Se as Pastorais, com base em os numerosos fatos já discutidos, não podem ser epistolas paulinas, então são escritos pseudônimos.
Segundo kümmel, “o problema histórico e teológico das epistolas Pastorais está inextricavelmente entrelaçado com a questão da autoria ou não das epistolas de Paulo”.
O testemunho de fora da igreja dos primórdios sobre a autoria das epistolas Pastorais não são favoráveis a Paulo. A partir do século II, as Pastorais foram consideradas, sem controvérsia, como epistola de Paulo.
A origem paulina das pastorais não foi contestada desde o tempo do seu reconhecimento como escritos canônicos, por volta do final do séc. II, até o começo do séc. XIX.
Numerosos estudiosos discutiam a autoria paulina das cartas, mais ou menos abertamente, mas admitem ao mesmo tempo a inserção de fragmentos Paulino genuínos. Do mesmo modo a convicção de que as pastorais direta ou indiretamente, remontam a Paulo, ainda conta com numerosos defensores.
As objeções contra a composição paulina das pastorais se baseiam principalmente na linguagem e o estilo, a situação histórico presumível, a oposição aos falsos doutores, o relacionamento no seio da comunidade e a teologia pastoral.
As pastorais divergem de todas as outras epistolas paulinas. As tentativas para determinar a identificação do amanuense comissionado por Paulo falharam todas, nada aponta diretamente quem poderia ser.
Nessas Pastorais encontra-se uma serie de afirmações que estão na linha do pensamento central de Paulo, por outro lado contém nelas termos helenistas para descrever os eventos da salvação que seriam totalmente estranhos a Paulo.
Os estudiosos desde o século XIX têm defendido a tese, que varia muito de autor para autor, de que as pastorais contêm uma série de fragmentos das epístolas paulinas autênticas que o autor das Pastorais teria inserido nas suas comunicações. Mas de todo o jeito deve-se levar em conta que essa teoria, se tem alguma probabilidade, que o autor escrevesse em nome de Paulo.
A questão de se as pastorais representam um desenvolvimento relevante e necessário da pregação paulina, de sua completa ou parcial falsificação, não pode ser resolvida mediante um juízo literário a respeito do seu autor, mas somente através de um juízo critico e teológicos destas mesmas epístolas.

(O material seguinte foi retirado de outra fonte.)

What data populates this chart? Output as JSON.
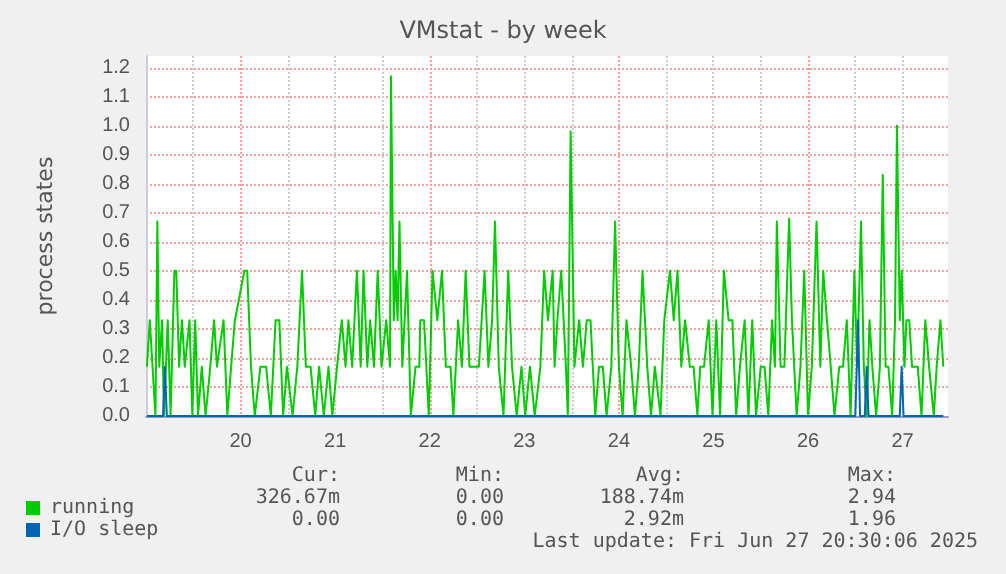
{
  "chart_data": {
    "type": "line",
    "title": "VMstat - by week",
    "ylabel": "process states",
    "xlim": [
      19.0,
      27.48
    ],
    "xticks": [
      20,
      21,
      22,
      23,
      24,
      25,
      26,
      27
    ],
    "ylim": [
      0,
      1.24
    ],
    "yticks": [
      {
        "value": 0,
        "label": "0.0"
      },
      {
        "value": 0.1,
        "label": "0.1"
      },
      {
        "value": 0.2,
        "label": "0.2"
      },
      {
        "value": 0.3,
        "label": "0.3"
      },
      {
        "value": 0.4,
        "label": "0.4"
      },
      {
        "value": 0.5,
        "label": "0.5"
      },
      {
        "value": 0.6,
        "label": "0.6"
      },
      {
        "value": 0.7,
        "label": "0.7"
      },
      {
        "value": 0.8,
        "label": "0.8"
      },
      {
        "value": 0.9,
        "label": "0.9"
      },
      {
        "value": 1,
        "label": "1.0"
      },
      {
        "value": 1.1,
        "label": "1.1"
      },
      {
        "value": 1.2,
        "label": "1.2"
      }
    ],
    "grid": true,
    "legend": "bottom left",
    "marker": "none",
    "line_style": "solid",
    "series": [
      {
        "name": "running",
        "color": "#00cc00",
        "x": [
          19.01,
          19.04,
          19.1,
          19.12,
          19.14,
          19.17,
          19.19,
          19.23,
          19.26,
          19.3,
          19.32,
          19.35,
          19.38,
          19.41,
          19.46,
          19.49,
          19.52,
          19.55,
          19.59,
          19.63,
          19.68,
          19.72,
          19.75,
          19.82,
          19.86,
          19.9,
          19.94,
          20.04,
          20.07,
          20.11,
          20.15,
          20.21,
          20.27,
          20.32,
          20.37,
          20.41,
          20.45,
          20.49,
          20.55,
          20.6,
          20.65,
          20.69,
          20.74,
          20.79,
          20.83,
          20.88,
          20.93,
          20.97,
          21.02,
          21.07,
          21.11,
          21.14,
          21.18,
          21.23,
          21.27,
          21.3,
          21.34,
          21.37,
          21.41,
          21.45,
          21.49,
          21.54,
          21.58,
          21.59,
          21.62,
          21.64,
          21.66,
          21.68,
          21.71,
          21.76,
          21.8,
          21.85,
          21.89,
          21.9,
          21.94,
          21.99,
          22.03,
          22.08,
          22.13,
          22.17,
          22.22,
          22.25,
          22.3,
          22.34,
          22.38,
          22.42,
          22.48,
          22.52,
          22.58,
          22.62,
          22.66,
          22.69,
          22.73,
          22.78,
          22.83,
          22.87,
          22.92,
          22.97,
          23.01,
          23.06,
          23.11,
          23.17,
          23.21,
          23.25,
          23.3,
          23.32,
          23.35,
          23.39,
          23.44,
          23.46,
          23.49,
          23.53,
          23.58,
          23.62,
          23.66,
          23.7,
          23.75,
          23.79,
          23.83,
          23.87,
          23.92,
          23.96,
          24.0,
          24.04,
          24.08,
          24.13,
          24.17,
          24.21,
          24.25,
          24.3,
          24.34,
          24.38,
          24.44,
          24.48,
          24.54,
          24.58,
          24.62,
          24.66,
          24.7,
          24.75,
          24.79,
          24.83,
          24.86,
          24.9,
          24.95,
          24.99,
          25.03,
          25.07,
          25.11,
          25.16,
          25.2,
          25.24,
          25.28,
          25.33,
          25.37,
          25.41,
          25.45,
          25.5,
          25.54,
          25.58,
          25.62,
          25.65,
          25.67,
          25.71,
          25.75,
          25.8,
          25.83,
          25.88,
          25.92,
          25.96,
          26.0,
          26.04,
          26.09,
          26.13,
          26.16,
          26.2,
          26.24,
          26.28,
          26.33,
          26.37,
          26.41,
          26.45,
          26.49,
          26.52,
          26.56,
          26.59,
          26.62,
          26.65,
          26.68,
          26.72,
          26.76,
          26.79,
          26.82,
          26.85,
          26.89,
          26.92,
          26.94,
          26.97,
          26.99,
          27.02,
          27.04,
          27.07,
          27.1,
          27.16,
          27.2,
          27.24,
          27.28,
          27.33,
          27.36,
          27.4,
          27.43
        ],
        "values": [
          0.17,
          0.33,
          0,
          0.67,
          0.17,
          0.33,
          0,
          0.33,
          0,
          0.5,
          0.5,
          0.17,
          0.33,
          0.17,
          0.33,
          0,
          0.33,
          0,
          0.17,
          0,
          0.17,
          0.33,
          0.17,
          0.33,
          0,
          0.17,
          0.33,
          0.5,
          0.5,
          0.17,
          0,
          0.17,
          0.17,
          0,
          0.33,
          0.33,
          0,
          0.17,
          0,
          0.17,
          0.5,
          0.17,
          0.17,
          0,
          0.17,
          0,
          0.17,
          0,
          0.17,
          0.33,
          0.17,
          0.33,
          0.17,
          0.5,
          0.17,
          0.5,
          0.17,
          0.33,
          0.17,
          0.5,
          0.17,
          0.33,
          0.17,
          1.17,
          0.33,
          0.5,
          0.33,
          0.67,
          0.17,
          0.5,
          0,
          0.17,
          0.17,
          0.33,
          0.33,
          0,
          0.5,
          0.33,
          0.5,
          0.17,
          0.17,
          0,
          0.33,
          0.17,
          0.5,
          0.17,
          0.17,
          0.17,
          0.5,
          0.17,
          0.33,
          0.67,
          0.17,
          0,
          0.5,
          0.17,
          0,
          0.17,
          0,
          0.17,
          0,
          0.17,
          0.5,
          0.33,
          0.5,
          0.17,
          0.33,
          0.5,
          0.17,
          0,
          0.98,
          0.17,
          0.33,
          0.17,
          0.33,
          0.33,
          0,
          0.17,
          0.17,
          0,
          0.17,
          0.67,
          0.17,
          0,
          0.33,
          0.17,
          0,
          0.17,
          0.5,
          0.17,
          0,
          0.17,
          0,
          0.33,
          0.5,
          0.33,
          0.5,
          0.17,
          0.33,
          0.17,
          0.17,
          0,
          0.17,
          0.17,
          0.33,
          0,
          0.33,
          0,
          0.5,
          0.33,
          0.33,
          0,
          0.17,
          0.33,
          0,
          0.33,
          0,
          0.17,
          0.17,
          0,
          0.33,
          0.17,
          0.67,
          0.17,
          0.17,
          0.68,
          0.33,
          0,
          0.17,
          0.5,
          0,
          0.17,
          0.67,
          0.17,
          0.5,
          0.33,
          0.17,
          0,
          0.17,
          0.17,
          0.33,
          0,
          0.5,
          0.17,
          0.67,
          0.17,
          0,
          0.33,
          0.17,
          0,
          0.17,
          0.83,
          0.17,
          0.17,
          0,
          0.33,
          1.0,
          0.33,
          0.5,
          0.17,
          0.33,
          0.33,
          0.17,
          0.17,
          0,
          0.33,
          0.17,
          0,
          0.17,
          0.33,
          0.17
        ]
      },
      {
        "name": "I/O sleep",
        "color": "#0066b3",
        "x": [
          19.01,
          19.18,
          19.2,
          19.22,
          26.5,
          26.53,
          26.55,
          26.6,
          26.62,
          26.64,
          26.97,
          26.99,
          27.01,
          27.43
        ],
        "values": [
          0,
          0,
          0.17,
          0,
          0,
          0.33,
          0,
          0,
          0.17,
          0,
          0,
          0.17,
          0,
          0
        ]
      }
    ],
    "annotations": [
      "Cur:",
      "Min:",
      "Avg:",
      "Max:",
      "326.67m",
      "0.00",
      "188.74m",
      "2.94",
      "0.00",
      "0.00",
      "2.92m",
      "1.96",
      "Last update: Fri Jun 27 20:30:06 2025"
    ]
  }
}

Referências Bibliograficas

KUMEL, Werner Georg. Introdução ao Novo Testamento. Edições Paulinas - São Paulo, 1982
BROWN, Raymond. Introdução ao Novo Testamento. Edições Paulina – São Paulo, 2009
HALE, Broadus David. Introdução ao estudo do Novo testamento. Junta de Educação Religiosa e Publicações – Rio de Janeiro, 1983
KELLY, John Norman Davidson. Epístolas Pastorais, Introdução e comentário. Ed. Mundo Cristão. São Paulo.

CULMANN, Oscar. A formação do Novo Testamento; tradução de Bertoldo Weber. - 7 ed. Ver. – São Leopoldo. Sinodal, 2001.